Oh, do we have some good reads for you this month, so come on
down to the Arden Library!
New hours:
Saturday 2:30 – 4
Sunday 2:30 – 4
Wednesday 7:30 – 9
Thursday 3 – 5
Only ONE visitor at a time will be allowed in the Library
All visitors are required to wear a correctly fitted face mask
The Library will have hand sanitizer, all entering the Library are required to use it when entering the building

On Meadowview Street by Henry Cole
The front lawn of Caroline's new home is like all the others in her cookie-cutter subdivision-it's a simple, sterile patch of green that falls far short of the "Meadowview" that her street name promises. But after she saves the yard's single wildflower from her father's lawnmower, Caroline is inspired to turn her lawn into a tiny nature preserve...an idyllic habitat begins to take shape-one that inspires their neighbors.
As a writer, Cole is almost reportorial in tone; he wisely chooses not to limit the depth of his heroine's emotional landscape, which could have turned his book into a sappy "kids-can-do-anything" story. But the growing lushness of the yard-beautifully portrayed in meticulously detailed, velvety acrylics-clues readers into Caroline's burgeoning sense of belonging and accomplishment. It's a lovely parable of suburban life. Ages 4-8 Publishers Weekly (May 28, 2007)

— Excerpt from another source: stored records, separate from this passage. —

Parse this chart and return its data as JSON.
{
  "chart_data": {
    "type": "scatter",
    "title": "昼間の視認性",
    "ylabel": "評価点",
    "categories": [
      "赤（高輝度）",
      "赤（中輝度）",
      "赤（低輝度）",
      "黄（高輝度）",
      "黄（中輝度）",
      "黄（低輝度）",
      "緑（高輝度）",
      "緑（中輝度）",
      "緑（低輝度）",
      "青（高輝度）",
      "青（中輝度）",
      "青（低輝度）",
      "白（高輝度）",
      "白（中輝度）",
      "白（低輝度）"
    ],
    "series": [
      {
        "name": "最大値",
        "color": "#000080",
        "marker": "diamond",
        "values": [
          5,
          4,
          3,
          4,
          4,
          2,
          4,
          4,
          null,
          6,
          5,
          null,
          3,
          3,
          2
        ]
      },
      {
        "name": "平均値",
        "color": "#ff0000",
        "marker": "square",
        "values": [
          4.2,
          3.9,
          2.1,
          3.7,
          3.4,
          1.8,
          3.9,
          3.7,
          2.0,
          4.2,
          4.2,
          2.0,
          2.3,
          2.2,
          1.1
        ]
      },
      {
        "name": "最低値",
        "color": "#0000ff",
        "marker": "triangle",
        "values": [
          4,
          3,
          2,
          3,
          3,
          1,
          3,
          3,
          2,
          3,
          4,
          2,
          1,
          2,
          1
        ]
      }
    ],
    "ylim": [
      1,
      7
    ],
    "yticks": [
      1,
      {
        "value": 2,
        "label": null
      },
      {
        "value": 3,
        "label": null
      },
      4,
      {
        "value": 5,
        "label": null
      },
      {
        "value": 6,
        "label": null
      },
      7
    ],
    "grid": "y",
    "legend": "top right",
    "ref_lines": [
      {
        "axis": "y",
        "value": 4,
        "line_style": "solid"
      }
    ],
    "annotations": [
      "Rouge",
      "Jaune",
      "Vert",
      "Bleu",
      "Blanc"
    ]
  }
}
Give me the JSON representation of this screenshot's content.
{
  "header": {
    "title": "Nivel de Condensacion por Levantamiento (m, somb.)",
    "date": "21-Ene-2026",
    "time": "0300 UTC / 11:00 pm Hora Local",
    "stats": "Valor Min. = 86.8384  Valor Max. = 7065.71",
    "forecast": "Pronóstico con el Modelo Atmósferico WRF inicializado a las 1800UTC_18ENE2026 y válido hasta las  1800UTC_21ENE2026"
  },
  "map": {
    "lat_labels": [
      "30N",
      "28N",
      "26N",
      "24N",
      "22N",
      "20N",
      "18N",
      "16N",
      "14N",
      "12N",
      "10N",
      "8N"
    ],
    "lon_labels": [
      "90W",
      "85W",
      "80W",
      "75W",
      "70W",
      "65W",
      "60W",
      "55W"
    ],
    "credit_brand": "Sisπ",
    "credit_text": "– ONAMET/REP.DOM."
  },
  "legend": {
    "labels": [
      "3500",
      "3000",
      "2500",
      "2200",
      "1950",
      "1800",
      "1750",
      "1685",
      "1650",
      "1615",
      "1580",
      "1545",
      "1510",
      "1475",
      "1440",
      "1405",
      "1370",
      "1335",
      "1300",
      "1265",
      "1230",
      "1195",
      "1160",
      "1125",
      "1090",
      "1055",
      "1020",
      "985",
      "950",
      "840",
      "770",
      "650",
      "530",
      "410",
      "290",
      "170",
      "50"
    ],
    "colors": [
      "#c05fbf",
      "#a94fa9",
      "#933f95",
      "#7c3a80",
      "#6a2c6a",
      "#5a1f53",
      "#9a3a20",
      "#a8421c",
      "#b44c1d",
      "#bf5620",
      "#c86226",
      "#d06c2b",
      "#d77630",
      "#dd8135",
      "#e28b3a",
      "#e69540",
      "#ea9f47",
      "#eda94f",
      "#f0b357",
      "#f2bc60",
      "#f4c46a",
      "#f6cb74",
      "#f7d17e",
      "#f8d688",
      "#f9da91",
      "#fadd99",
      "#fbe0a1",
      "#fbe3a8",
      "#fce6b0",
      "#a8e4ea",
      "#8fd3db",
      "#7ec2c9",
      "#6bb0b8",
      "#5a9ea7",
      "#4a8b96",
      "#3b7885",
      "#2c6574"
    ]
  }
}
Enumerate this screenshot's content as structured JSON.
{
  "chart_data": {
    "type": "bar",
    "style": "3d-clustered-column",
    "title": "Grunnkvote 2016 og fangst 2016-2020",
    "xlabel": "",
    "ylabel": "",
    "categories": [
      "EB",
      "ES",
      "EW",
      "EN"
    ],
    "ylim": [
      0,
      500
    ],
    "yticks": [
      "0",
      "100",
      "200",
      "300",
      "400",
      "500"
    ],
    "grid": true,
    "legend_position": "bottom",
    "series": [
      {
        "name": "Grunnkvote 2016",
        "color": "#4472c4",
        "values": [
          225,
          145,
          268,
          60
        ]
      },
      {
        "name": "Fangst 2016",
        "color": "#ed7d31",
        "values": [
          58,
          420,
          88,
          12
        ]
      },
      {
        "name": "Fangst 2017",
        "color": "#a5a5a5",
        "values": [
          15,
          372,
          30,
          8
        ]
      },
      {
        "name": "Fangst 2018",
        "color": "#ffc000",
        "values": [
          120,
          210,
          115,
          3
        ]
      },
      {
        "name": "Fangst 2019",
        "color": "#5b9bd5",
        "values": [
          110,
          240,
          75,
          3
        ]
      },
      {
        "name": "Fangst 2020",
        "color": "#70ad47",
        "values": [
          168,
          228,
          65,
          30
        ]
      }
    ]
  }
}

Butterfly Park – by Elly MacKay
A child newly arrived from the country is dismayed to discover that the pocket park next to her urban building is, despite its name, lacking butterflies. What to do? Even the butterflies that she, with help from neighboring children, captures and brings to the sterile-looking park flutter away immediately...except for one, which leads her and a growing group of city residents through the streets to a small patch of flowers. Of course! The next day everyone shows up at the park with "boots and gnomes and wagons"--and in time, as revealed in a climactic double gatefold bedizened with blooms as well as winged and human visitors, the butterflies come.
Centered on the park's elaborate art nouveau gateway, Mac-Kay's lyrical paper collage and diorama constructs feature layered details and out-of-focus backgrounds for a sense of depth. Brightly patterned butterflies, delicate flowers, and human figures pose like gracefully off-balance dancers. As the atmosphere is, overall, ethereal (underscored by occasional close-ups of the girl's elfin features and abstracted gaze), this is more a visually poetic tale about bringing nature to the city than a practical blueprint for creating a crowd-sourced flower garden. Still, like Kevin Henkes' My Garden (2010), it may spur young readers to green dreams of their own…
Kirkus Reviews (March 15, 2015)

The Last Castle: The Epic Story of Love, Loss, and American Royalty in the Nations Largest Home – by Denise Keirnan
From the Gilded Age to the present, Kiernan (The Girls of Atomic City, 2013) traces the history of Biltmore, the estate of George Vanderbilt in what was then the sleepy town of Asheville, North Carolina. At a leisurely pace, Kiernan follows the lives of both Vanderbilt fortune heir George and his future wife, Edith Stuyvesant Dresser, who, after George’s death in 1914 from a pulmonary embolism, dealt with Biltmore through WWI and the Depression. Kiernan lavishes attention not
only on the house, made up of 250 rooms and covering four acres, but also on the forestry school designed to revive the over-logged landscape, the Arts and Crafts movement that grew up in Asheville under Edith’s influence, and the many visitors to the estate, including Edith Wharton and Henry James. The story of the house, which now survives on the money of tourists, may not be suspenseful, but the many diverting detours Kiernan takes make the book enticing for even those who will never set foot on Biltmore grounds.